Ahora que el “caso Urdangarín “ y su infanta consorte anda cuasi olvidado en los medios a la espera de que el juez Castro decida si mantiene o levanta la imputación de la hija del rey, se nos acaba de descolgar el ministro de Justicia anunciando que también la reina y los príncipes de Asturias pasarán a engrosar la ya larga lista de aforados de este país.

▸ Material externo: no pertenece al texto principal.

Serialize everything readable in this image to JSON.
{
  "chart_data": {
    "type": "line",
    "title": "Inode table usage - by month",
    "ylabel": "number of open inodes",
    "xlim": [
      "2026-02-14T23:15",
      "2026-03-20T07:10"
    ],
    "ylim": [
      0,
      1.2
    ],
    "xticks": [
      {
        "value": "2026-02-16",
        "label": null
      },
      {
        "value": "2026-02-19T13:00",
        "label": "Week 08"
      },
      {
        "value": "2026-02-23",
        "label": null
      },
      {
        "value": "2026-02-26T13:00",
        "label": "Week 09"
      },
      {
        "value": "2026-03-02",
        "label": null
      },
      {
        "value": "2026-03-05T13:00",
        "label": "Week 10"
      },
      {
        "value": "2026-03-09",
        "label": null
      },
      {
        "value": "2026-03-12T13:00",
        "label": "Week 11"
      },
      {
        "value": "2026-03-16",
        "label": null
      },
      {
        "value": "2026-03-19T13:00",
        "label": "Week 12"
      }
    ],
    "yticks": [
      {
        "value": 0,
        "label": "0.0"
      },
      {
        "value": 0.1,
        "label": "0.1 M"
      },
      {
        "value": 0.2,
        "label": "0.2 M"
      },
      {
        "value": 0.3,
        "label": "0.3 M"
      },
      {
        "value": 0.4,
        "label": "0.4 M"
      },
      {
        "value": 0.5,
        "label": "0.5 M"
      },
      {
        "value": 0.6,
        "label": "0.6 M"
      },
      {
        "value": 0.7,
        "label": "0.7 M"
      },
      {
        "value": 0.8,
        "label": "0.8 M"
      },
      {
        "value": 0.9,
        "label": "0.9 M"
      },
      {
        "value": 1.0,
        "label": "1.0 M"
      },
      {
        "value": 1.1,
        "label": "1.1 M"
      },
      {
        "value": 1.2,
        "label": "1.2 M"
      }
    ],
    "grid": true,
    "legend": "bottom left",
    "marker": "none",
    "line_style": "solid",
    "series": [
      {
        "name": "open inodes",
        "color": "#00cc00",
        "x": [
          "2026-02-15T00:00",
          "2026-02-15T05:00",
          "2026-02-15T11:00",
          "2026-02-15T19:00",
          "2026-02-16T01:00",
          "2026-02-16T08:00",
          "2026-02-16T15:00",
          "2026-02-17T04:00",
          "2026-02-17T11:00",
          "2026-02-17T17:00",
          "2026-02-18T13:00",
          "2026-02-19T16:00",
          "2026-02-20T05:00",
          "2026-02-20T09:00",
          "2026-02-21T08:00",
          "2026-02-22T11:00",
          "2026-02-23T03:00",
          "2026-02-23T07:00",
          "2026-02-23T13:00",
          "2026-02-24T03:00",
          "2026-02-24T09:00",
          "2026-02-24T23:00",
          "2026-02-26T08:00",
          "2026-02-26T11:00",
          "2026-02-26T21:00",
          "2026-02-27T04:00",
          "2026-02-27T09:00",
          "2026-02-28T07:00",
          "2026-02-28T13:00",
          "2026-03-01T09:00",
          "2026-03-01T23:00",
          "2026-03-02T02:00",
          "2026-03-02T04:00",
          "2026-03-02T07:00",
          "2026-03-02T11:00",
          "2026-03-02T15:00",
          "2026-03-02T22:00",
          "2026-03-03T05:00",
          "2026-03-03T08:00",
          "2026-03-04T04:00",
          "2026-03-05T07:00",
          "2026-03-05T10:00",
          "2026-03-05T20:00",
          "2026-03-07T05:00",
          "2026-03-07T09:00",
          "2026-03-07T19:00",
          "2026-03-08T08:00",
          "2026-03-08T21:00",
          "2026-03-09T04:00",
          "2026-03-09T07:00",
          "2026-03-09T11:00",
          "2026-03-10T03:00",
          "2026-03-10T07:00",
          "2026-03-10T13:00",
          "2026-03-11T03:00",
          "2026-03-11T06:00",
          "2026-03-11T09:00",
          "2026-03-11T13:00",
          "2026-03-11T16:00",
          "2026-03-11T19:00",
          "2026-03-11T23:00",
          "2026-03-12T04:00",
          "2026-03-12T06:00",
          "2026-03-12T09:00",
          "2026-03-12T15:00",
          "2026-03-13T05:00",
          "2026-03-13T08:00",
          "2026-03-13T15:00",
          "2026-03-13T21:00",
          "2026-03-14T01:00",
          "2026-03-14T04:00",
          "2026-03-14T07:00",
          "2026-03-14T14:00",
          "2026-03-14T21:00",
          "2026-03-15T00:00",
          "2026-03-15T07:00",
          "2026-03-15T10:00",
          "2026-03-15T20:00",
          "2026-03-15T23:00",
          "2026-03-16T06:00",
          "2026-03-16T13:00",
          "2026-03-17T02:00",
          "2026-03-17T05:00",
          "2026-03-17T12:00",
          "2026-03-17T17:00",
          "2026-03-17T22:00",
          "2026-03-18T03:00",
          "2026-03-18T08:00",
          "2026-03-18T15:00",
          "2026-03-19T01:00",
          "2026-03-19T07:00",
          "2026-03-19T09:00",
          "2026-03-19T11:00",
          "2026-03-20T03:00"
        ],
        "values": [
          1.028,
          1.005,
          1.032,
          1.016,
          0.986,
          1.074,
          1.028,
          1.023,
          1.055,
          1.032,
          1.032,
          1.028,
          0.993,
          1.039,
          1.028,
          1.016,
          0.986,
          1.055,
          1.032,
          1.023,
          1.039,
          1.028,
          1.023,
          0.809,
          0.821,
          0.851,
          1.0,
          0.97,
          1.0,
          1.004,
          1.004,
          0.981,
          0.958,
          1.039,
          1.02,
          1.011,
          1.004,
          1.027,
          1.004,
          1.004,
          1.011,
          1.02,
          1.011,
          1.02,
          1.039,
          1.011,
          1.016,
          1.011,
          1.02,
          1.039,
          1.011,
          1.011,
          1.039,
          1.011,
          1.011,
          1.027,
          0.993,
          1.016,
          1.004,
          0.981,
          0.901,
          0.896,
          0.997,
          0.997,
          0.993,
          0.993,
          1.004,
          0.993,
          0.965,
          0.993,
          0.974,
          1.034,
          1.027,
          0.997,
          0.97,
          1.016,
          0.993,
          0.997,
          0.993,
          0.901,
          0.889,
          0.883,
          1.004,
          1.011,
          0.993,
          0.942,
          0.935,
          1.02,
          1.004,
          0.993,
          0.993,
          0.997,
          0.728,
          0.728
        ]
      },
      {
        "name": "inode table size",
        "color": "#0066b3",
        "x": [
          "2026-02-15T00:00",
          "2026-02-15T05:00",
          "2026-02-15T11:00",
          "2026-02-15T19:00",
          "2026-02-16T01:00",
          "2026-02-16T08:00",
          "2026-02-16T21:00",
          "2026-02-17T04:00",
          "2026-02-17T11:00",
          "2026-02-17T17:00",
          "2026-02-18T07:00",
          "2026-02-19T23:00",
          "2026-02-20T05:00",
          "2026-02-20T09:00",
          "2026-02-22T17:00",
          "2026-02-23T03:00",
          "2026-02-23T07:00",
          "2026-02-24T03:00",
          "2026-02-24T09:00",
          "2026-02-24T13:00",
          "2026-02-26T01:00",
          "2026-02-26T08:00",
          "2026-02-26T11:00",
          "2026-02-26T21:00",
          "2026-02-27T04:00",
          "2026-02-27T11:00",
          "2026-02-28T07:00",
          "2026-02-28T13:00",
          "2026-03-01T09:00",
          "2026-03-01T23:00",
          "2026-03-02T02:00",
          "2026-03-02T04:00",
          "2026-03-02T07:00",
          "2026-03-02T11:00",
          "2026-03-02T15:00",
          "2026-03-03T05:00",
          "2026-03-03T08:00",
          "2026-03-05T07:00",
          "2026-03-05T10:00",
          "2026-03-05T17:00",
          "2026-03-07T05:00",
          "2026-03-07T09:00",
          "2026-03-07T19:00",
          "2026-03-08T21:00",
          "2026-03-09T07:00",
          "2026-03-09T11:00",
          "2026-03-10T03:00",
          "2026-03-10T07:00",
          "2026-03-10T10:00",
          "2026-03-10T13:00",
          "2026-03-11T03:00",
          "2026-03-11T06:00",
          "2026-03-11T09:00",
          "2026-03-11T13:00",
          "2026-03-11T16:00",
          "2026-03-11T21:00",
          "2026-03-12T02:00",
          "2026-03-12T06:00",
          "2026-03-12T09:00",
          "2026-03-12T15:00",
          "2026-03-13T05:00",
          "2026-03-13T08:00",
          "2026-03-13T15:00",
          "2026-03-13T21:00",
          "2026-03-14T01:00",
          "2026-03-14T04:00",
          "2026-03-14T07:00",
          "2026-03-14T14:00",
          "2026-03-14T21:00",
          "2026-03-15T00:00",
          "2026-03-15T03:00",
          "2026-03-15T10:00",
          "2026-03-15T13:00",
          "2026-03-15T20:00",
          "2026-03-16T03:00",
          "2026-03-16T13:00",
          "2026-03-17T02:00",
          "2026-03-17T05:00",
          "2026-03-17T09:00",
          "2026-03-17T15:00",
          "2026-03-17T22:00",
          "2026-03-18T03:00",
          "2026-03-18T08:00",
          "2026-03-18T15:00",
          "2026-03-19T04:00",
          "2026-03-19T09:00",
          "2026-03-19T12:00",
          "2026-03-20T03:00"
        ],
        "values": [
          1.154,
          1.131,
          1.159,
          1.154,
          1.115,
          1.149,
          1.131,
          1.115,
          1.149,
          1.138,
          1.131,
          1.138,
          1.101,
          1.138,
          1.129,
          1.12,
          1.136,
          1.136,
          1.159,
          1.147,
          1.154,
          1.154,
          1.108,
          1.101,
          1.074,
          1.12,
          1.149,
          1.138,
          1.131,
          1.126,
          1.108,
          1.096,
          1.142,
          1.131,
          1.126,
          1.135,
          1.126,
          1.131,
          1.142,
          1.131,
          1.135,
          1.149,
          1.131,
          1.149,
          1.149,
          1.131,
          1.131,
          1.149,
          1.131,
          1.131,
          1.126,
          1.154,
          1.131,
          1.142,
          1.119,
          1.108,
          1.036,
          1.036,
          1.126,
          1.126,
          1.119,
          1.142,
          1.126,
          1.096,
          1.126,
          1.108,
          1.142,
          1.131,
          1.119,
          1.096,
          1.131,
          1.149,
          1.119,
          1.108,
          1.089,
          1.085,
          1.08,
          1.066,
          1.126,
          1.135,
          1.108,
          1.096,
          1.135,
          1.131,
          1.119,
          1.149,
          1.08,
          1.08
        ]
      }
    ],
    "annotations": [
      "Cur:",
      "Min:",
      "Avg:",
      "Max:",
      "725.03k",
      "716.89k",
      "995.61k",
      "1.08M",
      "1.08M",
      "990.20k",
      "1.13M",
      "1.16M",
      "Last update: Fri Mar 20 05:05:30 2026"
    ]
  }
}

Si algún día – Dios y el rey no lo quieran – se vieran salpicados por algún escándalo de mayor cuantía podrán declarar desde la Casa Real y con escribano propio a su servicio, como debe ser. ¿Se imaginan a todo un príncipe heredero o una reina madre haciendo el paseíllo en unos juzgados de medio pelo o en el mejor de los casos ante una audiencia?
Los ingenuos bien pensados dirán que no hay relación entre una cosa y la otra pero, a los que tenemos la mala costumbre de pensar torcido, no se nos pasa por alto la posibilidad de que el ministro quiera hacerle un nuevo favor a la monarquía. No debe de haberle parecido suficiente con poner a la fiscalía a fiscalizar todos y cada uno de los pasos del juez Castro en sus investigaciones sobre las andanzas de la infanta. Para ponerle la guinda al regalo, ahora les otorga también el privilegio del aforamiento judicial a su madre y a su hermano ante eventuales catástrofes futuras. El argumento es irrebatible: ¿cómo puede ser que un país tan moderno como España no tenga aforados a su reina y a su heredero del trono? Todo un atraso legal que es necesario corregir de inmediato.
En realidad, la reina y el príncipe sólo vienen a sumarse a la legión de políticos y otros cargos públicos aforados de los que tanto se enorgullece este país, hasta el punto de que constituyen ya uno de los activos más valiosos de la marca España. Es sin duda un signo de modernidad y un ejemplo palpable de que, en efecto, como sentenció el rey en aquel famoso discurso que ya cantan los trovadores patrios por los confines del país y allende nuestras fronteras, la Justicia es igual para todos.
La única diferencia, aunque reconozco que pequeña y sin importancia alguna, es que si a un ciudadano corriente y moliente lo pescan en un renuncio y es imputado tendrá que acudir en persona al juzgado de instrucción correspondiente a prestar declaración ante el juez que le toque en suerte, le guste mucho, poco o nada. Si el pescado es un diputado, un consejero autonómico o un ministro, pongamos por caso y sin ánimo de señalar a nadie, siempre tendrá a su disposición la posibilidad de hacerlo por escrito desde su casa, desde su oficina o desde su apartamento de veraneo en Marbella, lo que le sea más cómodo y relajado.
Y todo ello, faltaba más, ante un juez como es debido, de un tribunal superior, y no ante uno de tantos aspirantes a juez estrella que pululan por los juzgados de instrucción de este país y con los que Ruiz-Gallardón también quiere acabar por la vía rápida. Quien no vea en todo esto un avance imparable hacia la igualdad de los ciudadanos ante la Ley es que está completamente ciego. Y quien saque la conclusión de que para luchar contra la corrupción política habría que empezar por eliminar la anacrónica figura del político aforado o, como poco, restringirla al máximo se equivoca gravemente o es un mal pensado como yo.